On an Accra FM radio station yesterday, however, the Health Minister, Dr Benjamin Kunbour, assured the GMA that their grievance was receiving the utmost attention by government, and that by next week, their entitlement would be paid to them.

It is easy, as it often has been, to accuse doctors and other professionals, including teachers and nurses, that they hold the nation to ransom whenever they have an issue over remuneration.

We agree because we share in the pain of a staff-less hospital and school; one never knows when he or she would be the patient in the emergency ward.

However, it is troubling, indeed, that from time without memory, teachers, nurses and doctors have always had to issue a threat or embark on industrial action before they are paid. The last time, it was the National Association of Graduate Teachers (NAGRAT).

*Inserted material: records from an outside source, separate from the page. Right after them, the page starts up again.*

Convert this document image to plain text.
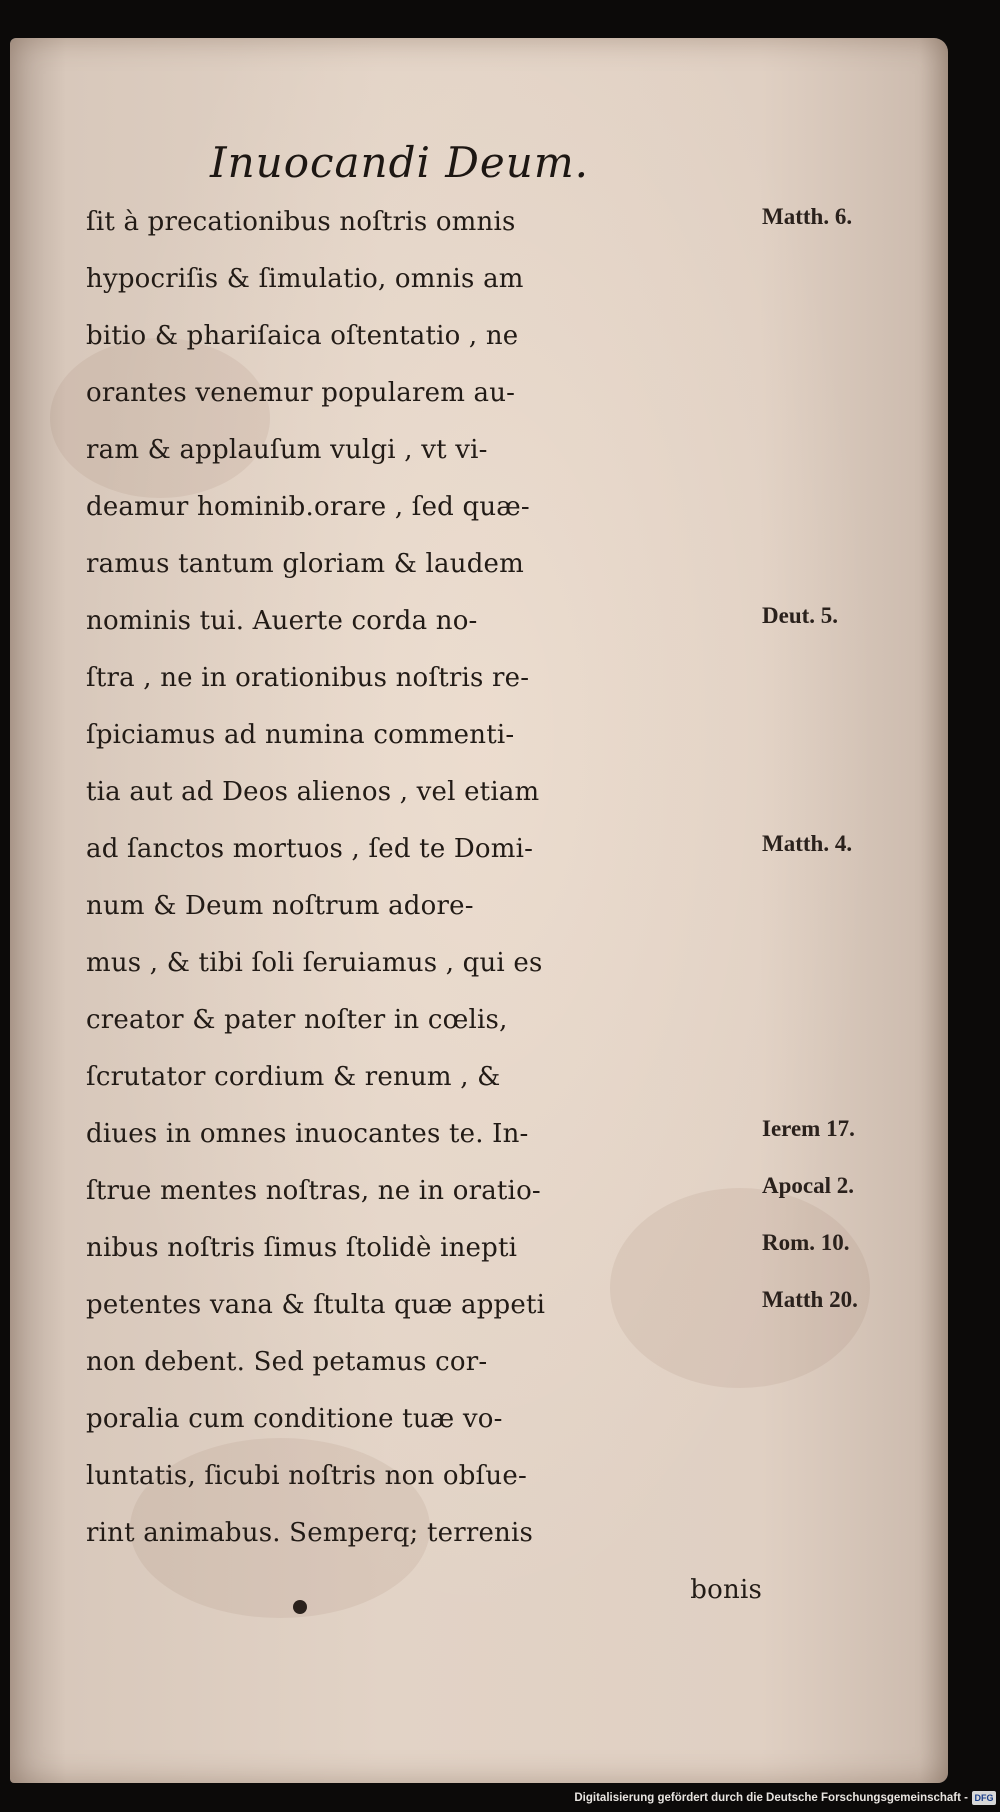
Inuocandi Deum.
ſit à precationibus noſtris omnis
hypocriſis & ſimulatio, omnis am
bitio & phariſaica oſtentatio , ne
orantes venemur popularem au-
ram & applauſum vulgi , vt vi-
deamur hominib.orare , ſed quæ-
ramus tantum gloriam & laudem
nominis tui. Auerte corda no-
ſtra , ne in orationibus noſtris re-
ſpiciamus ad numina commenti-
tia aut ad Deos alienos , vel etiam
ad ſanctos mortuos , ſed te Domi-
num & Deum noſtrum adore-
mus , & tibi ſoli ſeruiamus , qui es
creator & pater noſter in cœlis,
ſcrutator cordium & renum , &
diues in omnes inuocantes te. In-
ſtrue mentes noſtras, ne in oratio-
nibus noſtris ſimus ſtolidè inepti
petentes vana & ſtulta quæ appeti
non debent. Sed petamus cor-
poralia cum conditione tuæ vo-
luntatis, ſicubi noſtris non obſue-
rint animabus. Semperq; terrenis
bonis
Matth. 6.
Deut. 5.
Matth. 4.
Ierem 17.
Apocal 2.
Rom. 10.
Matth 20.
Digitalisierung gefördert durch die Deutsche Forschungsgemeinschaft - DFG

Knowing Ghanaian governments as well as they did, NAGRAT mounted the pressure on a Monday and by Friday, the Ministry of Education had called them to show them the cheque for their money.

Again, knowing Ghanaian governments as well as they did, they refused to budge, declaring that they would first want to see the money reflected in their bank accounts. Within three days or so, the money was in their bank accounts.

Why should payments be stalled until workers bark or howl? If the money had been there all that time, why were they not paid? Could it be an act of sabotage via ill-advice?
This has gone on for years. We have seen it in almost every republic or regime in this country.

We would like to make ourselves clear. We think it is unethical for any medical staff to down his/her tools to make a case for better salary. It is particularly bad if this happens when negotiations are ongoing and have not reached an impasse.

As has often been pointed out by Professor Frimpong Boateng, “the fact is that you can never go back to resurrect the dead after you have been paid what is due you”.

We agree with this stand and wish to state our own position that anybody who does not feel strongly about what he/she has to do to help people to recover from their illness and to prevent people from dying unnecessarily must not enter the health service.

Equally, the government must find ways of addressing the problems of the entire health sector holistically. Life and health are the most important possessions of any human being.

Why should conditions prevail which make it possible for a fellow human being to take away one’s right to life just because some government officials have dragged their feet or that some doctor needs more money.